The false positives are fixed.

Hello,

This is to inform you that false-positive with xf1590825.exe (SHA1: 5202096fbff1c1c1c4b82a41d584568d79b5eada) has been fixed. You can update to AV database Version 15031 of Comodo Internet Security Version 6.0.260739.2674 and confirm it.

Regards,
Florin Gogoseanu
Comodo Antivirus Lab

Hello,

This is to inform you that false-positive with jo123187364434.exe(SHA1:5b1a1d9adab82ad9048d06537cf6bfc481cad1f0) has been fixed. You can update to AV database Version 15031 of Comodo Internet Security Version 6.0.260739.2674 and confirm it.

Regards,
Florin Gogoseanu
Comodo Antivirus Lab

#9

This example may have been caused by false postives, but the general issue remains?

Did you ignore an AV alert before or when you double clicked it?

A suspicious file should get sandboxed or quarantined, or the user should be asked, I would think

Best wishes

Mouse

#10

I think the “TVL > file rating” can reduce false positives.

#11

I think so too, but at what risk? Should this be a setting?

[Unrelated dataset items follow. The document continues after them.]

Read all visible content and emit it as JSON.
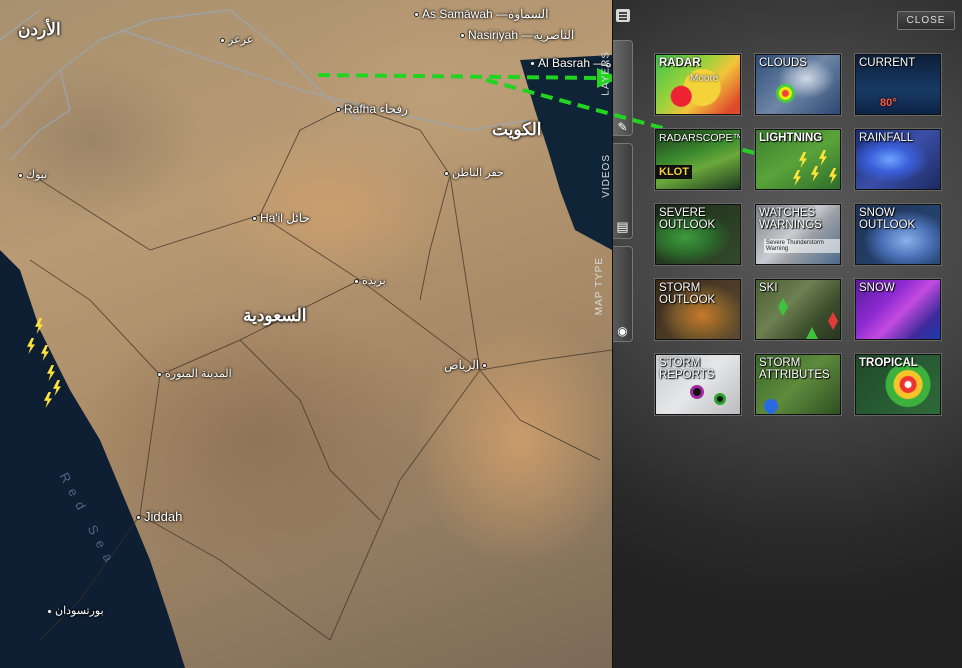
{
  "map": {
    "labels": {
      "jordan": "الأردن",
      "as_samawah": "As Samāwah —السماوة",
      "arar": "عرعر",
      "nasiriyah": "Nasiriyah —الناصرية",
      "al_basrah": "Al Basrah —ة",
      "rafha": "Rafha رفحاء",
      "kuwait": "الكويت",
      "hafar": "حفر الباطن",
      "tabuk": "تبوك",
      "hail": "Ha'il حائل",
      "buraydah": "بريدة",
      "saudi": "السعودية",
      "riyadh": "الرياض",
      "madinah": "المدينة المنورة",
      "jiddah": "Jiddah",
      "port_sudan": "بورتسودان",
      "red_sea": "Red Sea"
    }
  },
  "panel": {
    "close_label": "CLOSE",
    "tabs": [
      {
        "label": "LAYERS"
      },
      {
        "label": "VIDEOS"
      },
      {
        "label": "MAP TYPE"
      }
    ],
    "tiles": [
      {
        "label": "RADAR",
        "extra": "Moore"
      },
      {
        "label": "CLOUDS"
      },
      {
        "label": "CURRENT",
        "extra": "80°"
      },
      {
        "label": "RADARSCOPE™",
        "extra": "KLOT"
      },
      {
        "label": "LIGHTNING"
      },
      {
        "label": "RAINFALL"
      },
      {
        "label": "SEVERE\nOUTLOOK"
      },
      {
        "label": "WATCHES\nWARNINGS",
        "extra": "Severe Thunderstorm Warning"
      },
      {
        "label": "SNOW\nOUTLOOK"
      },
      {
        "label": "STORM\nOUTLOOK"
      },
      {
        "label": "SKI"
      },
      {
        "label": "SNOW"
      },
      {
        "label": "STORM\nREPORTS"
      },
      {
        "label": "STORM\nATTRIBUTES"
      },
      {
        "label": "TROPICAL"
      }
    ]
  },
  "colors": {
    "arrow": "#22d322",
    "bolt": "#ffe23a",
    "panel_bg": "#444444"
  }
}
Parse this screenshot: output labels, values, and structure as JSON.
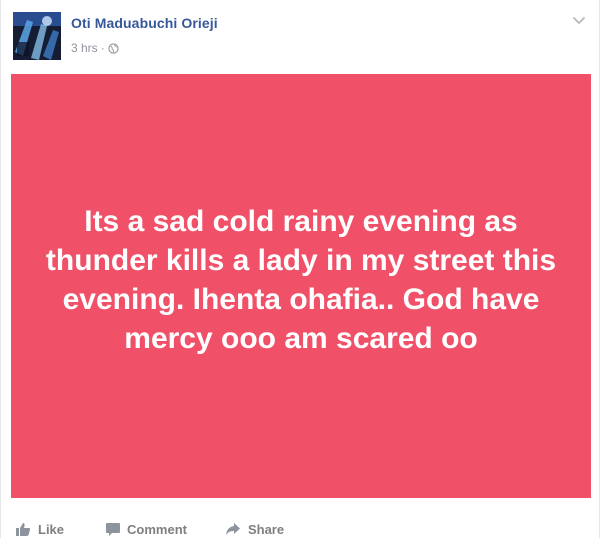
{
  "post": {
    "author_name": "Oti Maduabuchi Orieji",
    "timestamp": "3 hrs",
    "separator": "·",
    "privacy_icon": "globe-icon",
    "menu_icon": "chevron-down-icon",
    "status_text": "Its a sad cold rainy evening as thunder kills a lady in my street this evening. Ihenta ohafia.. God have mercy ooo am scared oo",
    "background_color": "#f05068"
  },
  "actions": {
    "like_label": "Like",
    "comment_label": "Comment",
    "share_label": "Share"
  }
}
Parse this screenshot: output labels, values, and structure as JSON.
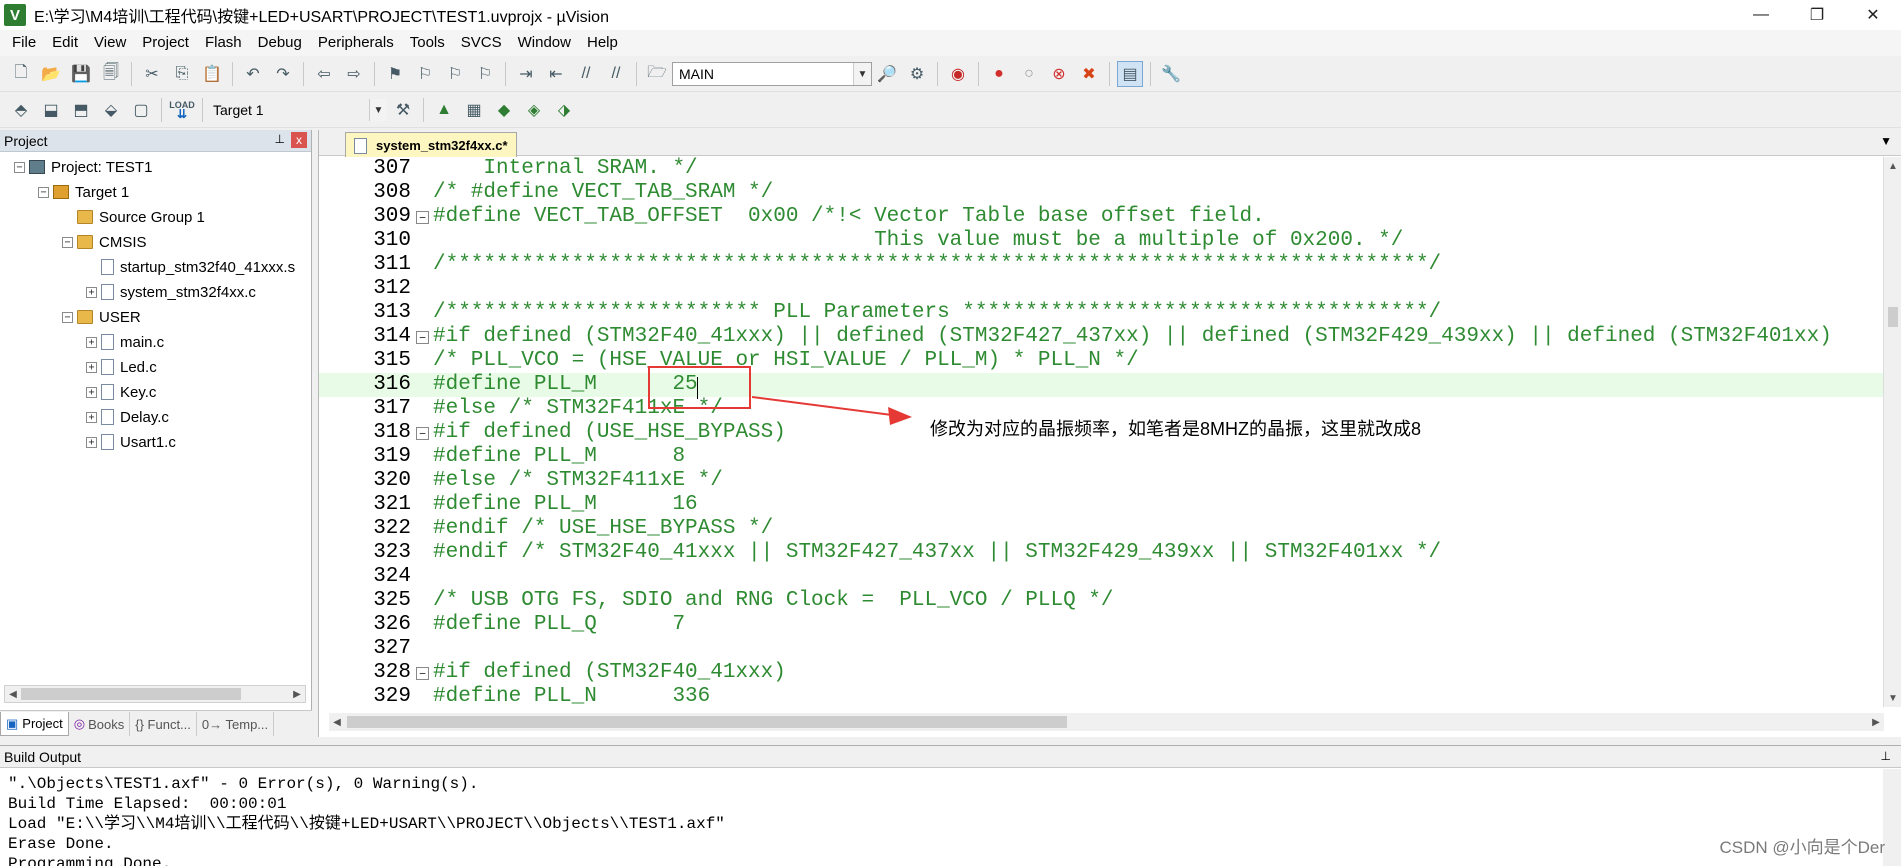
{
  "window": {
    "title": "E:\\学习\\M4培训\\工程代码\\按键+LED+USART\\PROJECT\\TEST1.uvprojx - µVision",
    "app_icon": "V",
    "minimize": "—",
    "maximize": "❐",
    "close": "✕"
  },
  "menu": [
    "File",
    "Edit",
    "View",
    "Project",
    "Flash",
    "Debug",
    "Peripherals",
    "Tools",
    "SVCS",
    "Window",
    "Help"
  ],
  "toolbar1": {
    "find_combo_value": "MAIN"
  },
  "toolbar2": {
    "load_label": "LOAD",
    "target_combo_value": "Target 1"
  },
  "project_panel": {
    "title": "Project",
    "pin": "⊥",
    "close": "x",
    "tree": [
      {
        "label": "Project: TEST1",
        "expander": "−",
        "icon": "project-icon"
      },
      {
        "label": "Target 1",
        "expander": "−",
        "icon": "target-icon"
      },
      {
        "label": "Source Group 1",
        "expander": "",
        "icon": "folder-icon"
      },
      {
        "label": "CMSIS",
        "expander": "−",
        "icon": "folder-icon"
      },
      {
        "label": "startup_stm32f40_41xxx.s",
        "expander": "",
        "icon": "file-icon"
      },
      {
        "label": "system_stm32f4xx.c",
        "expander": "+",
        "icon": "file-icon"
      },
      {
        "label": "USER",
        "expander": "−",
        "icon": "folder-icon"
      },
      {
        "label": "main.c",
        "expander": "+",
        "icon": "file-icon"
      },
      {
        "label": "Led.c",
        "expander": "+",
        "icon": "file-icon"
      },
      {
        "label": "Key.c",
        "expander": "+",
        "icon": "file-icon"
      },
      {
        "label": "Delay.c",
        "expander": "+",
        "icon": "file-icon"
      },
      {
        "label": "Usart1.c",
        "expander": "+",
        "icon": "file-icon"
      }
    ],
    "tabs": [
      "Project",
      "Books",
      "{} Funct...",
      "0→ Temp..."
    ]
  },
  "editor": {
    "tab_label": "system_stm32f4xx.c*",
    "tab_menu": "▼",
    "lines": [
      {
        "n": "307",
        "fold": "",
        "text": "    Internal SRAM. */",
        "hl": false
      },
      {
        "n": "308",
        "fold": "",
        "text": "/* #define VECT_TAB_SRAM */",
        "hl": false
      },
      {
        "n": "309",
        "fold": "−",
        "text": "#define VECT_TAB_OFFSET  0x00 /*!< Vector Table base offset field.",
        "hl": false
      },
      {
        "n": "310",
        "fold": "",
        "text": "                                   This value must be a multiple of 0x200. */",
        "hl": false
      },
      {
        "n": "311",
        "fold": "",
        "text": "/******************************************************************************/",
        "hl": false
      },
      {
        "n": "312",
        "fold": "",
        "text": "",
        "hl": false
      },
      {
        "n": "313",
        "fold": "",
        "text": "/************************* PLL Parameters *************************************/",
        "hl": false
      },
      {
        "n": "314",
        "fold": "−",
        "text": "#if defined (STM32F40_41xxx) || defined (STM32F427_437xx) || defined (STM32F429_439xx) || defined (STM32F401xx)",
        "hl": false
      },
      {
        "n": "315",
        "fold": "",
        "text": "/* PLL_VCO = (HSE_VALUE or HSI_VALUE / PLL_M) * PLL_N */",
        "hl": false
      },
      {
        "n": "316",
        "fold": "",
        "text": "#define PLL_M      25",
        "hl": true
      },
      {
        "n": "317",
        "fold": "",
        "text": "#else /* STM32F411xE */",
        "hl": false
      },
      {
        "n": "318",
        "fold": "−",
        "text": "#if defined (USE_HSE_BYPASS)",
        "hl": false
      },
      {
        "n": "319",
        "fold": "",
        "text": "#define PLL_M      8",
        "hl": false
      },
      {
        "n": "320",
        "fold": "",
        "text": "#else /* STM32F411xE */",
        "hl": false
      },
      {
        "n": "321",
        "fold": "",
        "text": "#define PLL_M      16",
        "hl": false
      },
      {
        "n": "322",
        "fold": "",
        "text": "#endif /* USE_HSE_BYPASS */",
        "hl": false
      },
      {
        "n": "323",
        "fold": "",
        "text": "#endif /* STM32F40_41xxx || STM32F427_437xx || STM32F429_439xx || STM32F401xx */",
        "hl": false
      },
      {
        "n": "324",
        "fold": "",
        "text": "",
        "hl": false
      },
      {
        "n": "325",
        "fold": "",
        "text": "/* USB OTG FS, SDIO and RNG Clock =  PLL_VCO / PLLQ */",
        "hl": false
      },
      {
        "n": "326",
        "fold": "",
        "text": "#define PLL_Q      7",
        "hl": false
      },
      {
        "n": "327",
        "fold": "",
        "text": "",
        "hl": false
      },
      {
        "n": "328",
        "fold": "−",
        "text": "#if defined (STM32F40_41xxx)",
        "hl": false
      },
      {
        "n": "329",
        "fold": "",
        "text": "#define PLL_N      336",
        "hl": false
      }
    ]
  },
  "annotation": {
    "text": "修改为对应的晶振频率，如笔者是8MHZ的晶振，这里就改成8",
    "color": "#e53935"
  },
  "build_output": {
    "title": "Build Output",
    "pin": "⊥",
    "lines": [
      "\".\\Objects\\TEST1.axf\" - 0 Error(s), 0 Warning(s).",
      "Build Time Elapsed:  00:00:01",
      "Load \"E:\\\\学习\\\\M4培训\\\\工程代码\\\\按键+LED+USART\\\\PROJECT\\\\Objects\\\\TEST1.axf\"",
      "Erase Done.",
      "Programming Done."
    ]
  },
  "watermark": "CSDN @小向是个Der"
}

If sandboxed most files now run OK

What do others think?

(Did you get an AV alert when or before you double clicked?)

Best wishes

Mouse

#12

At that time, I did not install the AV.

#13
  1. I right clicked on a malware, and run the scan.

811×592 64.7 KB

  1. The result was

656×603 116 KB

  1. I added the file to the trusted files.

745×649 79.4 KB

  1. Then the result became

  1. And the same result is for the realtime scan.

  2. Conclusion:
    The trusted files are not scanned by AV or they are trusted by AV.

“My antivirus killed the system.”

The above one may not occur for CAV users.

#14

Yes, for better or worse, any files in the trusted files list, or signed by a trusted vendor, will not be scanned. This has been the way CIS has worked for a while now and is, at least in my opinion, largely a good thing. Yes, there is the problem of signed malware, and I do have some ideas about that, but it also means that it’s not possible for CIS to have a false positive on a windows file and destroy your system.